The researchers found that if they gave an agonistic monoclonal antibody against CD40 after immunizing the mice with collagen type II, including after the onset of the disease, the symptoms did not develop as expected. The monoclonal antibody had no effect, however, if given before the immunization, and only a slight effect if given at the same time as the immunization.

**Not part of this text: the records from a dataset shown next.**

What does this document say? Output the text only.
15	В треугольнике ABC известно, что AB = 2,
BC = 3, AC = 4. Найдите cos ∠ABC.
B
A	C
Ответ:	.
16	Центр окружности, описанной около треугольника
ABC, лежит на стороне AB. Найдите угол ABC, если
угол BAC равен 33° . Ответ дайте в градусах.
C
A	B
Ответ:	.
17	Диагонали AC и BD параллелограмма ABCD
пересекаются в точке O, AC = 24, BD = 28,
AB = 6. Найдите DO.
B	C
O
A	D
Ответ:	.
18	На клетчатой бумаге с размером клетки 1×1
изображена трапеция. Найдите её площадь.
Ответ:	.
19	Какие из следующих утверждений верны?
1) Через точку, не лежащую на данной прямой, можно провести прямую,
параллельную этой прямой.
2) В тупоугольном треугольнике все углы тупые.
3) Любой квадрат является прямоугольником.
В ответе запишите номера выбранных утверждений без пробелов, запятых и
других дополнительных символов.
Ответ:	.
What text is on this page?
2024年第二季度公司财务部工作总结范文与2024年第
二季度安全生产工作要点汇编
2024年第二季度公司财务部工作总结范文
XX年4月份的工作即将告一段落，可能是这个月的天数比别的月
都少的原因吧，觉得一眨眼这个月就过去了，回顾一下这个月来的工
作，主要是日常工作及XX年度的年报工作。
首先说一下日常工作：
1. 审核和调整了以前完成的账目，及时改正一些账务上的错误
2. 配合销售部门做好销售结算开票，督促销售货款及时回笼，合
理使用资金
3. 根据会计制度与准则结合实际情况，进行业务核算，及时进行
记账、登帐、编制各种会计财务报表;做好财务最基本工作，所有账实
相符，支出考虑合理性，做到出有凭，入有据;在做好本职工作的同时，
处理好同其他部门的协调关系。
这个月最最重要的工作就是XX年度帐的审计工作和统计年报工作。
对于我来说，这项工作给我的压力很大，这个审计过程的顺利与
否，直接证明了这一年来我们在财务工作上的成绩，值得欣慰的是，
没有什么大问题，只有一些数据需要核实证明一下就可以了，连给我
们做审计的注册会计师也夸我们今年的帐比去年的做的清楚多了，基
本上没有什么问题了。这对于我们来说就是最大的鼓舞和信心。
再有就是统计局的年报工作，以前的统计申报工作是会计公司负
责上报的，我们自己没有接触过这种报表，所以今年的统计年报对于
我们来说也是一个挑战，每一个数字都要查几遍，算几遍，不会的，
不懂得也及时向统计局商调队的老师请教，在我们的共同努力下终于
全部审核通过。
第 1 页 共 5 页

Londei said, "This result was very surprising because we would have expected that this monoclonal antibody would make the disease worse." New data from more recent unpublished studies will shed light on why this was happening, he said.
"Although I cannot discuss these unpublished studies," Londei added, "the results from our current paper lead us to believe that one possible mechanism to explain the finding is that we are forcing the antigen to be presented by B cells. This may change the function and characteristics of T cells and transform the immune response into the TH2 type." In simplistic terms, the TH1 response is considered to be a pro-inflammatory immune response, while the TH2 response is anti-inflammatory and may protect against autoimmune processes. Most immunizations result in a TH1 response.
"Our results also show," Londei said, "that if you give the antibody before the immunization, it does not work. It has to be given when the disease has already started. It appears to be a question of timing." More studies will have to be conducted to eliminate the potential risks of using anti-CD40 monoclonal antibodies to treat patients with autoimmune diseases, he said.
He and his colleagues are planning further studies examining the use of monoclonal antibodies against CD40 in other animal models of rheumatoid arthritis.
Commenting on the paper in a News & Views article in the same issue of Nature Medicine, Eric Zanelli and Rene Toes, of Leiden University Medical Center in Leiden, the Netherlands, said the manipulation of the interaction between B and T cells through CD40 and CD154 could be beneficial to arthritis patients.
Their article, titled "A dual function for CD40 agonists," concludes, however, that "the risks associated with the use of agonistic antibodies against CD40 to treat autoimmune disorders are, at present, unacceptably high. Therefore, much more needs to be learned of the delicate balance of CD154-CD40 interactions . . . in autoimmune diseases." Eventually, they add, new therapeutic strategies for autoimmune diseases could result.